El tamoxifeno es ampliamente recetado para reducir el riesgo de recurrencia del cáncer de mama o de difusión y cada vez se da en los esfuerzos para prevenir el cáncer de mama en mujeres con alto riesgo de la enfermedad.
El gen CYP2D6 controla la producción de una enzima que descompone y los procesos de tamoxifeno. Las mutaciones en el gen de reducir la capacidad de la enzima necesaria para descomponer el tamoxifeno.
Las mujeres del estudio habían tomado tamoxifeno al día durante cuatro meses. El análisis de los niveles sanguíneos de un subproducto recientemente descrito, denominado endoxifen, fueron aproximadamente 75 por ciento menor en las mujeres con una mutación en ambas copias CYP2D6 del gen. Los niveles más bajos de endoxifen sugieren que la mutación altera el metabolismo del tamoxifeno y puede afectar la potencia de la droga.
"En este momento, no sabemos exactamente lo que los niveles más bajos de endoxifen significan, o si otros subproductos del metabolismo del tamoxifeno son igual o más importante para medir el control de la eficacia del tamoxifeno", advierte Stearns.
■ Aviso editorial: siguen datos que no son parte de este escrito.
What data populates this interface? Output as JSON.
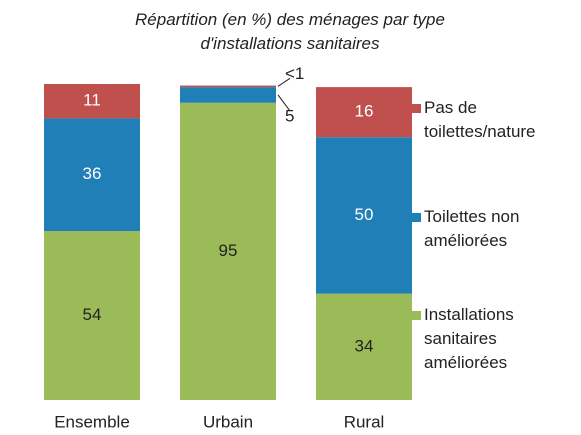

Los investigadores también encontraron niveles más bajos en mujeres que toman endoxifen fármacos antidepresivos, independientemente de si tenían o no una mutación en el gen CYP2D6. Ciertos medicamentos antidepresivos, como la paroxetina y la sertralina, se sabe que bloquean la enzima CYP2D6. Los antidepresivos son prescritos en un máximo de 20 por ciento de los pacientes con cáncer de mama para la depresión, ansiedad, otros trastornos psiquiátricos o los sofocos, un efecto secundario común de tratamiento con tamoxifeno.
En próximos estudios, los investigadores compararán los tratamientos antidepresivos en mujeres que toman tamoxifeno y cómo las variaciones genéticas en los receptores de estrógeno de los pacientes con cáncer de mama puede afectar la eficacia de tamoxifeno.
Esta investigación fue financiada por los Institutos Nacionales de Salud (NIH / NIGMS).
Otros participantes en esta investigación fueron Yan Jin, Ward Bryan, Skaar Todd, Anna Maria Storniolo, Nguyen Anne, Desta Zeruesenay y David A. Flockhard de Indiana University School of Medicine, y Ullmer Linda, Jill Hayden y Daniel F. Hayes, de la Universidad de Michigan.